The role of trade unions under communism is distinctly different from the role it plays in Western society. Under communism, the unions serve as a "school of socialism" for the membership, the goal being to mobilize workers in pursuit of socialist production goals.

During the reform era before 1968, party reformers and workers alike criticized the Revolutionary Trade Movement as a bureaucratically unwieldy organization that was dominated by conservative party functionaries and served as a "conveyor belt" for official labor policy. Workers typically wanted smaller, more representative unions and a variety of economic benefits. More disturbing to the authorities was workers' propensity to vote party members out of union office and to demand a range of reforms. These reforms were not calculated to allay the fears of those who thought that the Communist Party of Czechoslovakia (KSČ) leading role was critical to socialist development.
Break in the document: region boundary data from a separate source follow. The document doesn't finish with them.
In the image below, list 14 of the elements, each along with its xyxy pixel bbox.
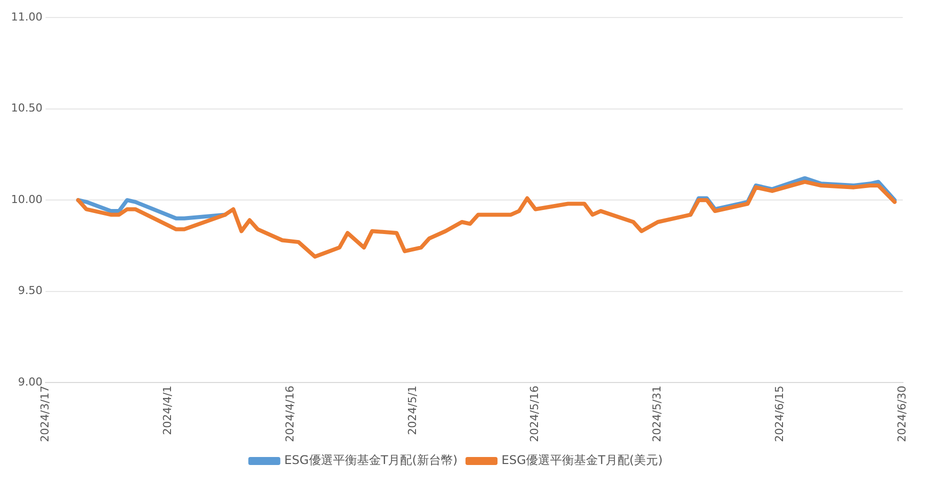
y-tick-label: 11.00	[10, 10, 42, 24]
x-tick-label: 2024/3/17	[38, 386, 52, 442]
x-tick-label: 2024/5/16	[528, 386, 542, 442]
x-tick-label: 2024/5/1	[406, 386, 419, 436]
legend-label: ESG優選平衡基金T月配(新台幣)	[284, 453, 458, 468]
x-tick-label: 2024/4/16	[283, 386, 296, 442]
y-tick-label: 10.50	[10, 102, 42, 115]
x-tick-label: 2024/6/15	[773, 386, 786, 442]
y-tick-label: 9.50	[18, 284, 42, 298]
x-tick-label: 2024/5/31	[650, 386, 664, 442]
x-tick-label: 2024/4/1	[160, 386, 174, 436]
x-tick-label: 2024/6/30	[896, 386, 909, 442]
y-tick-label: 10.00	[10, 192, 42, 206]
legend-label: ESG優選平衡基金T月配(美元)	[502, 453, 663, 468]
Among the demands were the elimination of party and police files on workers (workers often achieved this end by simply burning the files) and the right of union and management representatives (not party officials) to decide personnel matters. Even more disturbing to the authorities was the tendency for workers' demands to be explicitly and unequivocally political. In major industrial centers, workers called for political pluralism, organized committees to defend freedom of the press, and voiced their support for The Two Thousand Words manifesto. The Writers' Union went so far as to suggest that they would field a slate of candidates for the National Assembly elections. It was not a turn of events congenial to those who preferred Soviet-style socialism. Not surprisingly, the unions were an early target of "normalization" efforts. An estimated 20 to 50 percent of the leadership was purged, and by the early 1970s the status quo had been effectively restored.